Doubling Graduation Rates

Three-Year Effects of CUNY’s Accelerated Study in Associate Programs (ASAP) for Developmental Education Students

| Susan Scrivener, Michael J. Weiss, Alyssa Ratledge, Timothy Rudd, Colleen Sommo, Hannah Fresques

Community colleges offer a pathway to the middle class for low-income individuals. Although access to college has expanded, graduation rates at community colleges remain low, especially for students who need developmental (remedial) courses to build their math, reading, or writing skills. Many reforms have been found to help students in the short term, but few have substantially boosted college completion. The City University of New York’s (CUNY’s) Accelerated Study in Associate Programs (ASAP), launched in 2007 with funding from the New York City Center for Economic Opportunity, is an uncommonly comprehensive and long-term program designed to help more students graduate and help them graduate more quickly.

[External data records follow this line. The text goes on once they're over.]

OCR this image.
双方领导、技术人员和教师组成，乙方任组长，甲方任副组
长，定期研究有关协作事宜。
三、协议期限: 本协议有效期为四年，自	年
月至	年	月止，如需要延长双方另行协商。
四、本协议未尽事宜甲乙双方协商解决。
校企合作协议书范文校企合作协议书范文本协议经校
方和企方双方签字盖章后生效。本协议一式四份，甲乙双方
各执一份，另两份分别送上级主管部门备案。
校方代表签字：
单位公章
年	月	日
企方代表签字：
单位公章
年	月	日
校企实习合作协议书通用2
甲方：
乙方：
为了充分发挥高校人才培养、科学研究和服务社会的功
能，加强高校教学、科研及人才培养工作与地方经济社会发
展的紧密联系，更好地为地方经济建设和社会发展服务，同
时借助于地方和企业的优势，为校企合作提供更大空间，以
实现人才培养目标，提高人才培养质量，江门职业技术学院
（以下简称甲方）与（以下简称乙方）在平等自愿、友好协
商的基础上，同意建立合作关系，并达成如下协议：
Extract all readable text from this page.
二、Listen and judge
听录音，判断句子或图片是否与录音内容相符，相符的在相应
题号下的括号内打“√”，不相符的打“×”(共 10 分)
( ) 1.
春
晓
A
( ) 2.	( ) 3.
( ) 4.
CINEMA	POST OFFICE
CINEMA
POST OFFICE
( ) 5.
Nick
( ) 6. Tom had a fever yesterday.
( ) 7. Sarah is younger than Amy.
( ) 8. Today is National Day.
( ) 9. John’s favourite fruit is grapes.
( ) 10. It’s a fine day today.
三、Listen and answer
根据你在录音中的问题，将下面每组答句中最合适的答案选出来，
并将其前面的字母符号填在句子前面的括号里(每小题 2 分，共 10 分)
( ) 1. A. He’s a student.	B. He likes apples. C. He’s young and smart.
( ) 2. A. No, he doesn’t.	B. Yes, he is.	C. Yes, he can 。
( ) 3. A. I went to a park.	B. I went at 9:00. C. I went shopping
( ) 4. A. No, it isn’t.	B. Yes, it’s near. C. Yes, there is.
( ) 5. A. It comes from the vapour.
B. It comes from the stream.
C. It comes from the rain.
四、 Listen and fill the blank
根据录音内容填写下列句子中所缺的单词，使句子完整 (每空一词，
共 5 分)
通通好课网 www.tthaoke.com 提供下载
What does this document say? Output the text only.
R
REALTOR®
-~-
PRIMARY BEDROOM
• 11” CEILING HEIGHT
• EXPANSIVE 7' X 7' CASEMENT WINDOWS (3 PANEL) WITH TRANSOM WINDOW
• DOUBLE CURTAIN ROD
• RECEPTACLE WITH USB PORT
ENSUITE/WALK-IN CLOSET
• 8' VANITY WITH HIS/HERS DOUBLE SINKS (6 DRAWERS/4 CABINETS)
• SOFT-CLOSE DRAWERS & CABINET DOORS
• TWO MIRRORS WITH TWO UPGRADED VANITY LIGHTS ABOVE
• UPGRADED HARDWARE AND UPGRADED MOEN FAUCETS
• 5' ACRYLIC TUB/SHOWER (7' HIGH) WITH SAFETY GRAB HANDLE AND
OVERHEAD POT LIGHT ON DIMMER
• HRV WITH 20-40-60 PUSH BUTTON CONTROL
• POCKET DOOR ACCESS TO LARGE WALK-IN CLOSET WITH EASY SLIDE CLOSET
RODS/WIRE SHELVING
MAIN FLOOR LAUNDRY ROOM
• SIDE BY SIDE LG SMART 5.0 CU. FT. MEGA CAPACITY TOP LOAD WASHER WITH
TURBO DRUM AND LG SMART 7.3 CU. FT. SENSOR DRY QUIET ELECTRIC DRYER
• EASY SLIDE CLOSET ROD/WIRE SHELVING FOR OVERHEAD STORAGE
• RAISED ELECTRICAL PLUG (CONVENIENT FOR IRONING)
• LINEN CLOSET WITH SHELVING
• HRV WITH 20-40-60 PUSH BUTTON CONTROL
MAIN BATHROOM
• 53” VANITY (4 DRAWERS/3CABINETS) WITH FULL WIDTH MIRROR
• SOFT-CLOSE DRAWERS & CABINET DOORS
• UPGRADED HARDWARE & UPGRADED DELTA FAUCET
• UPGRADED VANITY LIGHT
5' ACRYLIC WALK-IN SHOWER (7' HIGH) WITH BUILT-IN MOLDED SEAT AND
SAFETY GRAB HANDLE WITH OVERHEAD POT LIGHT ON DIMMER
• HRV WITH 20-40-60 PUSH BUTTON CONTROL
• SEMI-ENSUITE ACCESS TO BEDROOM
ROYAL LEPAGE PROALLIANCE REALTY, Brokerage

ASAP represents both an opportunity and an obligation for students. It was designed to address multiple potential barriers to student success and to address them for up to three years. ASAP requires students to attend college full time and encourages them to take developmental courses early and to graduate within three years. The program provides comprehensive advisement from an adviser with a small caseload and enhanced career services and tutoring. ASAP offers blocked or linked courses for the first year and offers a seminar for the first few semesters, covering topics such as goal-setting and study skills. The program provides a tuition waiver that fills any gap between financial aid and college tuition and fees. It also provides free MetroCards for use on public transportation, contingent on participation in key program services, and free use of textbooks.

This report presents results from a random assignment study of ASAP at three CUNY community colleges: Borough of Manhattan, Kingsborough, and LaGuardia. Low-income students who needed one or two developmental courses were randomly assigned either to a program group, who could participate in ASAP, or to a control group, who could receive the usual college services. Comparing the two groups’ outcomes provides an estimate of ASAP’s effects. Key findings from the report include the following:

  • ASAP was well implemented. The program provided students with a wide array of services over a three-year period, and effectively communicated requirements and other messages.
  • ASAP substantially improved students’ academic outcomes over three years, almost doubling graduation rates. ASAP increased enrollment in college and had especially large effects during the winter and summer intersessions. On average, program group students earned 48 credits in three years, 9 credits more than did control group students. By the end of the study period, 40 percent of the program group had received a degree, compared with 22 percent of the control group. At that point, 25 percent of the program group was enrolled in a four-year school, compared with 17 percent of the control group.
  • At the three-year point, the cost per degree was lower in ASAP than in the control condition. Because the program generated so many more graduates than the usual college services, the cost per degree was lower despite the substantial investment required to operate the program.

ASAP’s effects are the largest MDRC has found in any of its evaluations of community college reforms. The model offers a highly promising strategy to markedly accelerate credit accumulation and increase graduation rates among educationally and economically disadvantaged populations.